US authorities could seek over $5bn from BNP Paribas, which is facing criminal prosecution in the US, to settle federal and state investigations into the French lender's dealings with countries that are on American sanctions lists.
Discussions about the penalty amount are continuing and the final number could change, reported Bloomberg.
A settlement is expected next month, the news agency added.
BNP Paribas is under investigation for alleged processing of transactions with countries such as Sudan and Iran that are on US sanctions lists.
The US justice department, the US treasury department, the US attorney's office in Manhattan, the Manhattan district attorney's office and the New York Department of Financial Services (DFS) are all involved in the investigations.
The amount BNP is expected to pay has gradually ratcheted: last week media reports said US authorities were looking for between $3bn and $3.5bn.
BNP Paribas recently made last ditch overtures to US prosecutors and regulators for leniency, the New York Times reported.
BNP Paribas chief executive Jean-Laurent Bonnafe headed a three-member team that met with US officials in Washington, to warn of the probable impact of a guilty plea on the French bank and the broader economy.
The ultimate penalty would see BNP lose its banking licence and in extremis be unable to do business in the US.

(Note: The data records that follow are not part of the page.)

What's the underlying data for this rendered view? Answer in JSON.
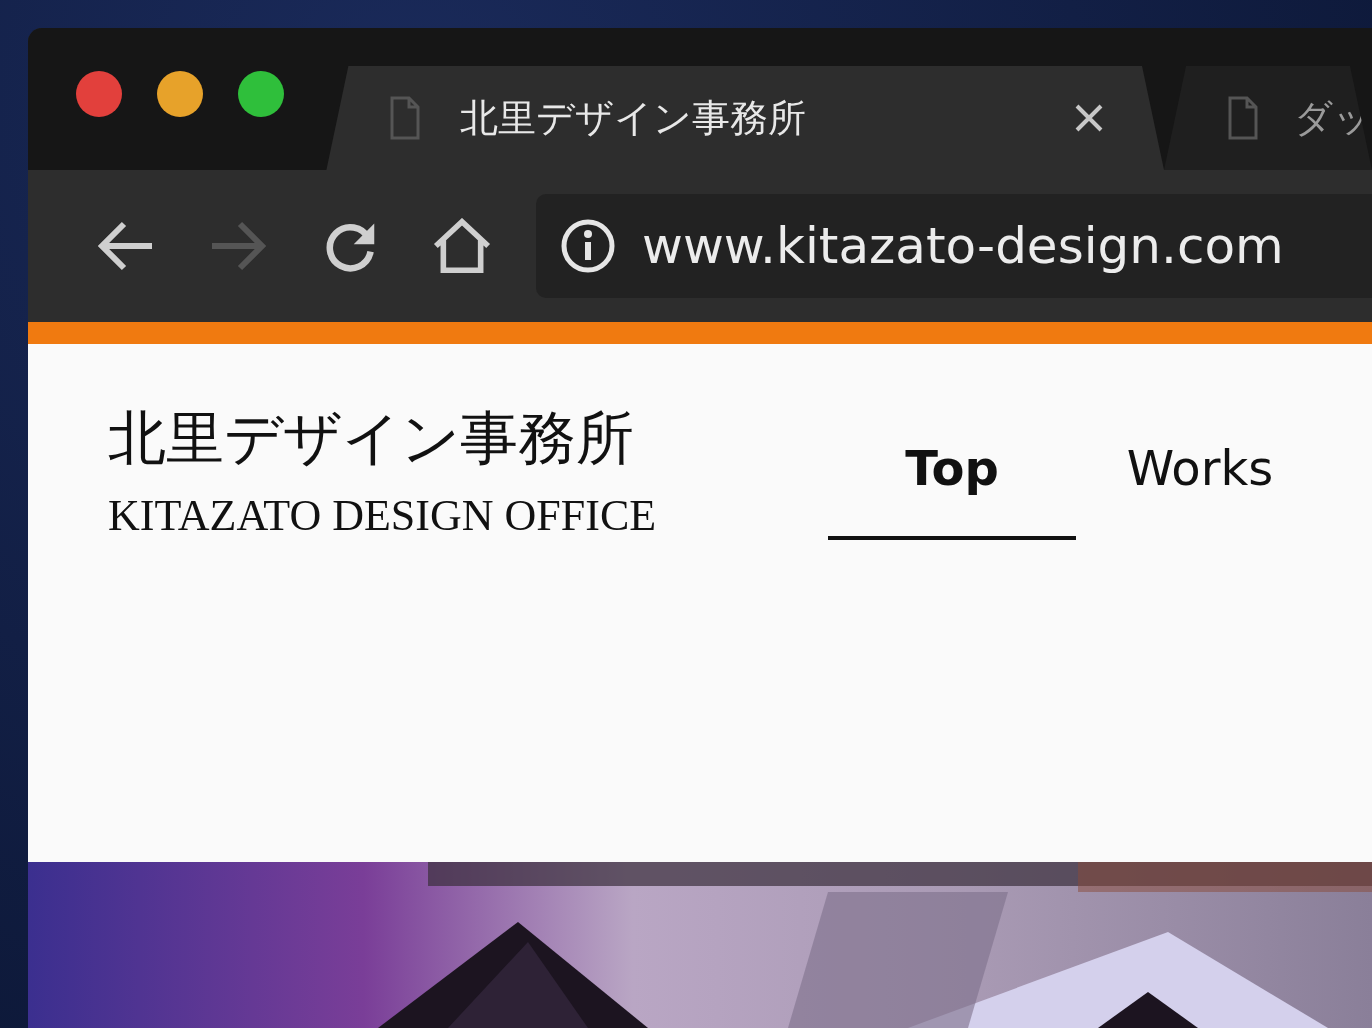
{
  "tabs": [
    {
      "title": "北里デザイン事務所",
      "selected": true,
      "closable": true
    },
    {
      "title": "ダッ",
      "selected": false,
      "closable": false
    }
  ],
  "toolbar": {
    "buttons": [
      {
        "kind": "back",
        "disabled": false
      },
      {
        "kind": "forward",
        "disabled": true
      },
      {
        "kind": "reload",
        "disabled": false
      },
      {
        "kind": "home",
        "disabled": false
      }
    ],
    "address": "www.kitazato-design.com"
  },
  "site": {
    "title": "北里デザイン事務所",
    "subtitle": "KITAZATO DESIGN OFFICE",
    "nav": [
      {
        "label": "Top",
        "selected": true
      },
      {
        "label": "Works",
        "selected": false
      }
    ]
  }
}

But prosecutors appeared to balk at the appeals, challenging broader public concerns that banks have grown so important to the economy that they are effectively "too big to jail", reported the newspaper.
BNP executives also met New York's top bank regulator Benjamin Lawsky, who was said to have explained his plans to reprimand no less than a dozen BNP employees for their roles in processing banned transactions.
EU Banks Targeted
US authorities are also probing French banks Societe Generale and Credit Agricole for alleged misappropriation and for violating American sanctions, AFP reported in March.
The US has aggressively pursued and fined European banks operating in countries facing US sanctions.
Barclays, ABN Amro, now part of the Royal Bank of Scotland, Credit Suisse and Standard Chartered are among firms that have agreed to pay hundreds of millions of dollars in fines to settle charges that they breached US sanctions against Cuba, Iran, Libya and Sudan.
In 2012, Standard Chartered agreed to pay $327m to settle allegations that it violated US sanctions against Iran, Sudan, Burma and Libya.